New research points the way toward a potential vaccine against Zika, and may explain why the formerly mild virus exploded with such fury when it arrived in Brazil.
A pair of studies published Thursday focus on Zika's complex relationship with a related virus called dengue, a common illness in Latin America and the Caribbean that causes flu-like symptoms. Dengue is spread by the same mosquito species as Zika, and the two viruses are so similar that blood tests sometimes can't tell the two apart.
When people are infected with dengue, or any virus, the immune system releases key proteins called antibodies to neutralize the invaders. Authors of a study published Thursday in Nature found that two of the antibodies the body makes to fight dengue also prevent Zika infections.
That finding could help scientists develop vaccines against Zika and dengue, said study coauthor Juthathip Mongkolsapaya, a researcher at Imperial College London. Scientists also might be able to use these antibodies to treat Zika, she said.
Several groups are already working on Zika vaccines.
Inovio Pharmaceuticals announced this week that it has received Food and Drug Administration permission for a small, early clinical trial of a Zika vaccine it's developing with GeneOne Life Science. The National Institute of Allergy and Infectious Diseases is pursuing four types of Zika vaccines; officials there say they expect to begin clinical trials in August.
Yet the close relationship between dengue and Zika has a dark side.
There are four varieties of dengue virus. While people infected with the virus one time may develop relatively mild symptoms, those are infected a second time, with a different variety of of dengue virus, can develop severe, life-threatening complications, said Amesh Adalja, a senior associate at the Center for Health Security at the University of Pittsburgh Medical Center.
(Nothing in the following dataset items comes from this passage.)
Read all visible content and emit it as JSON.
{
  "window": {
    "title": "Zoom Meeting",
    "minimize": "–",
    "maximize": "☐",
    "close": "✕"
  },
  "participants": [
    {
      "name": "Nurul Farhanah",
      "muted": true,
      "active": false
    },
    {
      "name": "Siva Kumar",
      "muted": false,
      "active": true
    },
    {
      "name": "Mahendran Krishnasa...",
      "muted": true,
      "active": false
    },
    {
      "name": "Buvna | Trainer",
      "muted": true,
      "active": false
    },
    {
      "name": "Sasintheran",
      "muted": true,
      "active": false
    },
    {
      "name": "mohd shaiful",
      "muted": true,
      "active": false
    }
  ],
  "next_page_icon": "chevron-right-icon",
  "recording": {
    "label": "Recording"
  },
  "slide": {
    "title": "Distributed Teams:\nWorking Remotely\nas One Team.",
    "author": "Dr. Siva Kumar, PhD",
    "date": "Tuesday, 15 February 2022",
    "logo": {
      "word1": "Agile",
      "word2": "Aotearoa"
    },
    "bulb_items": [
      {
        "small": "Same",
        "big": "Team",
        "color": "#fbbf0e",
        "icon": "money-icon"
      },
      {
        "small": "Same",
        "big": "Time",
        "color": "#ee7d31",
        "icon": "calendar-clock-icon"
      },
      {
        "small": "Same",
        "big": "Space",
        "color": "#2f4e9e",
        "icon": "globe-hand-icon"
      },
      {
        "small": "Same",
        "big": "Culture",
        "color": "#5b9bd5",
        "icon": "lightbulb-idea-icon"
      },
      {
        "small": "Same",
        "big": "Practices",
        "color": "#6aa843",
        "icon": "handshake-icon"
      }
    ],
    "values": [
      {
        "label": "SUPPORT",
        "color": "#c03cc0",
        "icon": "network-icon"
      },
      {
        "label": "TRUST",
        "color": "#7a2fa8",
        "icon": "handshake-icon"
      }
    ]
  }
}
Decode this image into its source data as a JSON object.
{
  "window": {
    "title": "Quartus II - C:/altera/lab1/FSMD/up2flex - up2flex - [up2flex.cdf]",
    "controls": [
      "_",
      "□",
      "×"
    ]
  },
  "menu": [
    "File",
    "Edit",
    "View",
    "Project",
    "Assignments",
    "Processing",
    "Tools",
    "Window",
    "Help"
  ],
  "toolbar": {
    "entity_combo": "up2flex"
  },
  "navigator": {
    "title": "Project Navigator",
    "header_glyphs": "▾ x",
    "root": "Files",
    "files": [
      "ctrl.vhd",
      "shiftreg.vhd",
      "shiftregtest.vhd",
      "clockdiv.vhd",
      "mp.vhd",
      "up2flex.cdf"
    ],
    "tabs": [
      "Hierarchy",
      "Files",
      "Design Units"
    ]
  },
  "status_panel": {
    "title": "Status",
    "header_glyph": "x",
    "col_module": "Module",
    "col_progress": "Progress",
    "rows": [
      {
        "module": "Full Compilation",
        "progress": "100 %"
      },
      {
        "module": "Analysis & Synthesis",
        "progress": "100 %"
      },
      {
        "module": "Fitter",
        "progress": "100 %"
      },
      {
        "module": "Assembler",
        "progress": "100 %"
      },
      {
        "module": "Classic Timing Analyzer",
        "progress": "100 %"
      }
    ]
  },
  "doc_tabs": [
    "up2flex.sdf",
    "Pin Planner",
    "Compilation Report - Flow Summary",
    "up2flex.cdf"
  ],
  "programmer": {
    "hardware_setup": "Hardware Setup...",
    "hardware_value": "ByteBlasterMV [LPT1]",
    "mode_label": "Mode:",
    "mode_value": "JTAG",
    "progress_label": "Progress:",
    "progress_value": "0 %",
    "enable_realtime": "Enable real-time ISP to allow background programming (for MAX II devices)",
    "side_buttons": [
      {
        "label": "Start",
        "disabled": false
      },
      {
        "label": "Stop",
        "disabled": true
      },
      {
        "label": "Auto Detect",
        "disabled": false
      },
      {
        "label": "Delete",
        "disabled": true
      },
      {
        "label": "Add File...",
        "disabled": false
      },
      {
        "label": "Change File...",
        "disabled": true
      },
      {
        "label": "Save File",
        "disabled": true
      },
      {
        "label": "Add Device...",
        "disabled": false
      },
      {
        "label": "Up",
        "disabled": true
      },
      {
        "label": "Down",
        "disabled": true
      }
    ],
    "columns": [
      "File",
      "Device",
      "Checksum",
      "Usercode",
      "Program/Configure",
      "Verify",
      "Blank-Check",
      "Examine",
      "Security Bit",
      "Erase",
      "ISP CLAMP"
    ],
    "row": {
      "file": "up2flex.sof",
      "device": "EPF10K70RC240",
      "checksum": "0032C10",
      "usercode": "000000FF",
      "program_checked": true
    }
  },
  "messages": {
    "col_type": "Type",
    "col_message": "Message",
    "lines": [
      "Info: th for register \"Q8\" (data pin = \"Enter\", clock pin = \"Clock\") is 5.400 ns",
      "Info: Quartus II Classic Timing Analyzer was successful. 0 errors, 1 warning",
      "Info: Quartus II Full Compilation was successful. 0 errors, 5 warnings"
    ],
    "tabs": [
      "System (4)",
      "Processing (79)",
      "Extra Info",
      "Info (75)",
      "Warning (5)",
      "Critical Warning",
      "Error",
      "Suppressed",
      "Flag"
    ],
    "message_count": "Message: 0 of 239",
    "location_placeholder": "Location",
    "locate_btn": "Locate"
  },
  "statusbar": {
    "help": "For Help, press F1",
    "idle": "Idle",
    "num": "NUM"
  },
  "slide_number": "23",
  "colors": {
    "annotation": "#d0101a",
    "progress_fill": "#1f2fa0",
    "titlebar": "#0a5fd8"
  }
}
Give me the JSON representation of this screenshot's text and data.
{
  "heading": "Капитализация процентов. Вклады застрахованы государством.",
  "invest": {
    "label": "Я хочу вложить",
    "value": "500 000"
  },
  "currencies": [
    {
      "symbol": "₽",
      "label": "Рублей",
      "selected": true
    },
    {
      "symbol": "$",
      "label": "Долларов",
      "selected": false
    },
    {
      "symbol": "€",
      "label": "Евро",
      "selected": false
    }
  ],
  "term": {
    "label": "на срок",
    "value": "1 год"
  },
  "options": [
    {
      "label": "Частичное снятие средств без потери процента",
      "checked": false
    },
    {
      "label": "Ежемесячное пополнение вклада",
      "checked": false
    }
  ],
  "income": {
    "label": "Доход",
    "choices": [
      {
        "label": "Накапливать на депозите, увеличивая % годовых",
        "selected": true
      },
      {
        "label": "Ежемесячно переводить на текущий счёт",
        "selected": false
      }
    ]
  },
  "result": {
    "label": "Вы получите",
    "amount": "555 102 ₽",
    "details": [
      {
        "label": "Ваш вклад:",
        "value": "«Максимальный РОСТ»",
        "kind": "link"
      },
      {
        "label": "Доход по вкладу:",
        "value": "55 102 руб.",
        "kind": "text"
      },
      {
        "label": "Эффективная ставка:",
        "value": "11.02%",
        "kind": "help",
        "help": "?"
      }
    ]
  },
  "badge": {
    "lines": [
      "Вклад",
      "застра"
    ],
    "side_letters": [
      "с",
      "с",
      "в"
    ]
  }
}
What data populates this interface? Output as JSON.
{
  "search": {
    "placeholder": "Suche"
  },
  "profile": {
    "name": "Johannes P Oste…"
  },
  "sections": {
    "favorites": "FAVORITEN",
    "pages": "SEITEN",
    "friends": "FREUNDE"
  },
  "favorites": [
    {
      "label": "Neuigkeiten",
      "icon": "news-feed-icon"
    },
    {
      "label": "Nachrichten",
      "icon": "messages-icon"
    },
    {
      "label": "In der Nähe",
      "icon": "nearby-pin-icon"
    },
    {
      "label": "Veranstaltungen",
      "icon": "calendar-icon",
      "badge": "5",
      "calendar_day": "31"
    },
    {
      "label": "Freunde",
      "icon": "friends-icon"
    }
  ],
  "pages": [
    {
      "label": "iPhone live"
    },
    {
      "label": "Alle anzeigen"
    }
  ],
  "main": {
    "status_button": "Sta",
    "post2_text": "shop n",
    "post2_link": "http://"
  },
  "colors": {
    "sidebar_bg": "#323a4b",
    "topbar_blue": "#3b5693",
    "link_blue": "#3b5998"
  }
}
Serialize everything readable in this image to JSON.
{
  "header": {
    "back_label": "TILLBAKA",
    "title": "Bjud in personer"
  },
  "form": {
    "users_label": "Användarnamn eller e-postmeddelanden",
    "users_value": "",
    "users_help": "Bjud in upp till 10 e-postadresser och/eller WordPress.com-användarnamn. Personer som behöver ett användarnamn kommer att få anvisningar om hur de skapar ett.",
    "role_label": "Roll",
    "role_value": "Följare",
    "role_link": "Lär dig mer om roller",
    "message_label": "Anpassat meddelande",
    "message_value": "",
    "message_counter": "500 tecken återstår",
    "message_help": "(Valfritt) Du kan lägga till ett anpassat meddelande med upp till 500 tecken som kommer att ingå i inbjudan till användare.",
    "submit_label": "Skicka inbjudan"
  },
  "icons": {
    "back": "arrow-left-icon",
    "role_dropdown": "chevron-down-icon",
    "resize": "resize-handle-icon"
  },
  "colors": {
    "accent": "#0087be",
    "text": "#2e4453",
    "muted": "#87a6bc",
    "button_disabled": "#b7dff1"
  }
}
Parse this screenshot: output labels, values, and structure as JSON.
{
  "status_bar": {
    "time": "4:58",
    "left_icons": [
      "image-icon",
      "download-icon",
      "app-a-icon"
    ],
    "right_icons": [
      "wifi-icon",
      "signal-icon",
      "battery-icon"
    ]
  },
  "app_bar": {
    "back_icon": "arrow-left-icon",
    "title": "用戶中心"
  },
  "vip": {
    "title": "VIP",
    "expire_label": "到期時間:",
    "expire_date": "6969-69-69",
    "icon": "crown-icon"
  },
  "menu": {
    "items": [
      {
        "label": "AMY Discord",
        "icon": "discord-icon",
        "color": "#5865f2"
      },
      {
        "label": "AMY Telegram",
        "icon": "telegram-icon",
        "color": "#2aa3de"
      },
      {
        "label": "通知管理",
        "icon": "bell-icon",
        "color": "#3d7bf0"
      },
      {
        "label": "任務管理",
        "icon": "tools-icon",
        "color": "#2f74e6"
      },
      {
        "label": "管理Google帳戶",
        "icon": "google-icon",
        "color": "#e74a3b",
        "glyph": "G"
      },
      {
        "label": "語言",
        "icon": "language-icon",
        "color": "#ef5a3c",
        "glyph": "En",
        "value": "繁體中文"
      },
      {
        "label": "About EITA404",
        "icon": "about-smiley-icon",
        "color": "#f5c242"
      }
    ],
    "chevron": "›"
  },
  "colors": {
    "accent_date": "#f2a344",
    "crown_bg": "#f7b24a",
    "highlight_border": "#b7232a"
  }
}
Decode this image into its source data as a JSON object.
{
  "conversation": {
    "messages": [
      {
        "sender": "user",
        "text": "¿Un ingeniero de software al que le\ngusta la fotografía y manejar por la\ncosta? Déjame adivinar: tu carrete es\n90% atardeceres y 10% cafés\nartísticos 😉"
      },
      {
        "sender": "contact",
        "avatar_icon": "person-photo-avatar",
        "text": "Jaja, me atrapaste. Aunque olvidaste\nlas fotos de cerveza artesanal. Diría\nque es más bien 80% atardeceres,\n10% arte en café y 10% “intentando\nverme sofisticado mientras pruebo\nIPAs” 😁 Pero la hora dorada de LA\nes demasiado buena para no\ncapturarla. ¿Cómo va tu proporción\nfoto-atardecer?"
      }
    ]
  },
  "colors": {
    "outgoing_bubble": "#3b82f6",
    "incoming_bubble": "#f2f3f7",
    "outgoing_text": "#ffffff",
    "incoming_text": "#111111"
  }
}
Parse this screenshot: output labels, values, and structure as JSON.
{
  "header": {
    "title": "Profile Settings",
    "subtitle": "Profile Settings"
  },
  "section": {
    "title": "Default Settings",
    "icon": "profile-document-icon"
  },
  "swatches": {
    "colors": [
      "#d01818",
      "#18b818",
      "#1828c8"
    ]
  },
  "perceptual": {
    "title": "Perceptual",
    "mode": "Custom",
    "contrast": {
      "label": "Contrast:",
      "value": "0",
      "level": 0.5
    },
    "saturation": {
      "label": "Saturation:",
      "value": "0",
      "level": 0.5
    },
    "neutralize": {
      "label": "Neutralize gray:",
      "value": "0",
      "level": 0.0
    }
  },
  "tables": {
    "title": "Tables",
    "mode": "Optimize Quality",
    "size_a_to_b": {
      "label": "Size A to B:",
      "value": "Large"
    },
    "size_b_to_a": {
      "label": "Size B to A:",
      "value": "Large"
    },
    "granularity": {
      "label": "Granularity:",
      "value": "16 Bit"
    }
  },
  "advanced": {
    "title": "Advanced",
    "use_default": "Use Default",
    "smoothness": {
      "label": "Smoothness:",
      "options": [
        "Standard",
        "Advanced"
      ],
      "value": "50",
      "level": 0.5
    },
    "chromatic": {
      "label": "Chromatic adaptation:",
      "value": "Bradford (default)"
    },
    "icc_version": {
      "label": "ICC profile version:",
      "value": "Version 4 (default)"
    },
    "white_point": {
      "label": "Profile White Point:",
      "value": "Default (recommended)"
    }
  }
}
In a second paper, published in Nature Immunology, researchers found that the vast majority of dengue antibodies do nothing to stop Zika infection. In fact, a lab experiment showed that most dengue antibodies actually helped Zika viruses proliferate and invade cells. That suggests that people previously infected with dengue, whose antibodies against dengue remain in their blood, might have a more severe reaction to Zika, said Gavin Screaton, chair of medicine at Imperial College London.
These results lend support to similar findings from Florida Gulf Coast University and the University of Pittsburgh Center for Vaccine Research.
Mother Jusikelly da Silva holds her 7-month-old daughter Luhandra, who was born with microcephaly, as she wears her new glasses while waiting for a bus on June 2, 2016 in Recife, Brazil. (Photo: Mario Tama, Getty Images)
Not everyone is convinced that past dengue infections can make Zika cases more severe.
While dengue antibodies may exacerbate Zika infections in the lab, there's no evidence that this happens in the real world, said Anthony Fauci, director of the National Institute of Allergy and Infectious Diseases.
Scientists first discovered Zika in 1947, but it was never known to cause birth defects until Brazil experienced an alarming increase last year in microcephaly, a condition in which babies are born with abnormally small heads and incomplete brain development.
Brazil has reported 1,660 cases of microcephaly, about 10 times more than usual, according to the World Health Organization. Microcephaly linked to Zika has been reported in 11 other countries or territories, including Puerto Rico, Panama, El Salvador, Colombia, Martinique, the Marshall Islands, French Polynesia and Cape Verde.
These locations have different varieties of dengue viruses, Adalja said. It's possible that some varieties of the virus are more likely to be associated with Zika complications than others.
Researchers have looked at a number of possible explanations for Zika's explosive growth, said Peter Hotez, dean of the National School of Tropical Medicine at Baylor College of Medicine in Houston. It's possible Zika's spread has been aided by environmental factors, such as climate change, poverty and urbanization. It's also possible the virus has mutated.
To really understand whether dengue antibodies exacerbate Zika infections, researchers will need to study pregnant women, said Ernesto Marques, scientific director of Cura Zika, an international alliance between the University of Pittsburgh and Brazil's Oswaldo Cruz Foundation, known as Fiocruz.
The National Institutes of Health announced this week that it will partner with Fiocruz in a study of up to 10,000 pregnant women in areas with Zika outbreaks, beginning with Puerto Rico and expanding to Brazil and Colombia.
Leaders of the new study will study whether a past dengue infection increases the risk of complications on pregnant women and their babies. Researchers also will compare the health of babies born to mothers infected with Zika virus and those who were not, recording rates of miscarriage, premature birth, microcephaly, malformations of the nervous system and other complications.
Researchers will study whether these problems are more common in women who had symptoms of Zika compared to those with no symptoms. Only about 20% of Zika patients develop symptoms, which include rash, fever, joint pain and pink eye. Researchers also will study whether complications are more common in women infected early in pregnancy compared to those infected later. Doctors will follow women throughout pregnancy and for six weeks after delivery.